Following his outstanding season with Seton Hall, Andrew was surprisingly not drafted by any NBA Club. He was, however, invited to the Seattle veteran's camp where he was the last player cut by the Supersonics. Andrew remained philosophical about missing out on his first attempt at the NBA. In 1993, Andrew joined the Washington Bullets but never really got a chance to test his skills against the world's best. In seven NBA games, he only totalled 70 minutes court time, scoring a total of 22 points.

Another NBA opportunity came during the 1998-99 season; this time with the San Antonio Spurs. Gaze was signed by San Antonio’s head coach Gregg Popovich because of his outside shooting ability. Once again, his opportunities were limited and he had to be content with a minor role. Although he didn't make the playoff squad, Andrew was still very much part of the team and he did become the second Australian ever to win an NBA Championship ring. Luc Longley won three successive rings with the Chicago Bulls.

"It was great to have been there with the Spurs, but when I look back on my role with San Antonio, that year was fairly minimal," Gaze said. "But just being given the chance to share in that experience, playing alongside David Robinson and Tim Duncan - to have been in that locker room and winning the title was something pretty special.

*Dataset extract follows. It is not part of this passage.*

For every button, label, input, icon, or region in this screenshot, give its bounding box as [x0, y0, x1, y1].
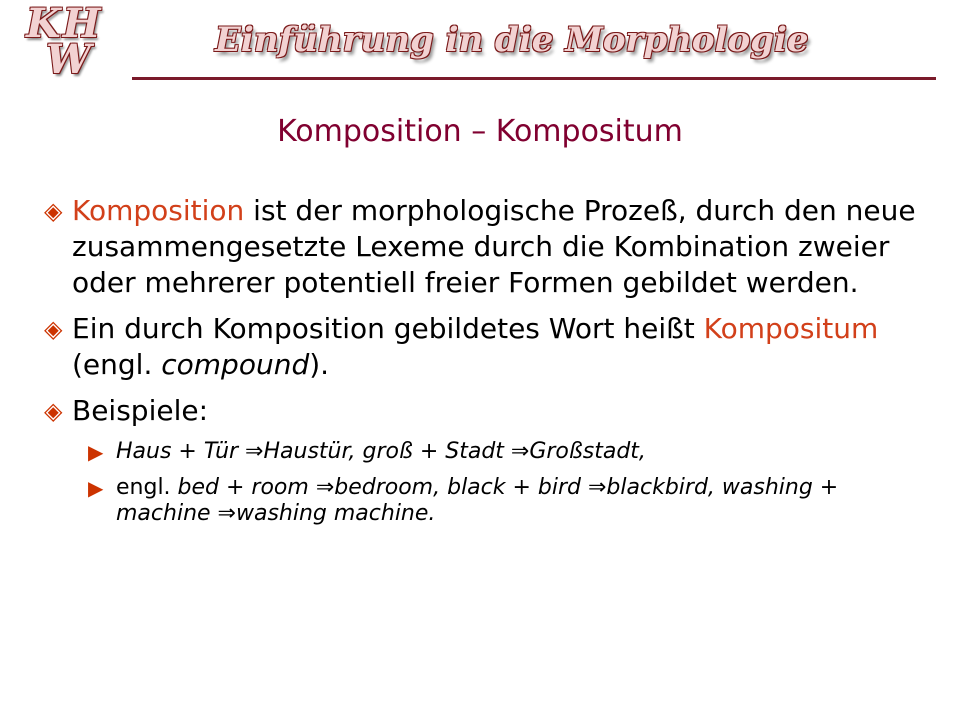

Getting to play in the NBA wasn't such a big step. It isn't beyond the realms of a lot of Australian kids to play at that level. The path to getting there is the most difficult for a player in Australia, but I believe we are developing players good enough to play at that level."

Andrew Gaze: Spurs 1989-99

In addition to his NBA experience, Andrew also played very successfully for three seasons in Europe. in Italy he played for Udine and in Greece, AC Apolon. For most Australians though, the fondest memories of Andrew Gaze are of him wearing the green and gold number 10.  During his illustrious international career, Gaze played 297 senior games for Australia including five Olympics (1984 Los Angeles, 1988 Seoul, 1992 Barcelona, 1996 Atlanta and 2000 Sydney) and four World Championships (1986 Spain, 1990 Argentina, 1994 Canada and 1998 Greece). Although he never achieved his dream of an Olympic medal, he and the Australian team came agonizingly close. On two occasions, 1988 Seoul and 1996 Atlanta, the team lost a bronze medal playoff and had to be content with fourth place.

Andrew Gaze leads the Australia team into the main stadium at the Opening Ceremony of Sydney 2000. It was one of Andrew's proudest moments in his long career.

Strangely though, one of the greatest highlights of his wonderful international career would take place off court. Two days before the 2000 Sydney Olympics commenced, AOC chief John Coates informed Andrew that he had been chosen Australia's flag bearer for the Opening Ceremony. When asked how he reacted to the news, Andrew replied, "I cried. I was with Mark Bradtke in the athletes' village and he cried with me, we collectively had a cry. The appointment had such an enormous impact on me. It is hard to describe such a unique emotion - I was just as proud to have been chosen to represent all the other athletes in such a manner. It is, without doubt in my mind, the highest honour you can have in Australian sport, and to do it in front of your home crowd and your family and friends was very humbling."

As Olympic Team Captain, Andrew proudly led 600 Aussie athletes and officials into the main stadium in  front of 110 000 adoring spectators and millions of television viewers all around the world. It was an experience of a life-time.

By the time Andrew retired from international competition after Sydney 2000, he was the highest point scorer in Olympic history, and the second highest point scorer in World Championship history. He was also named International Player of the Year five times (1990, 1994-96, 1998).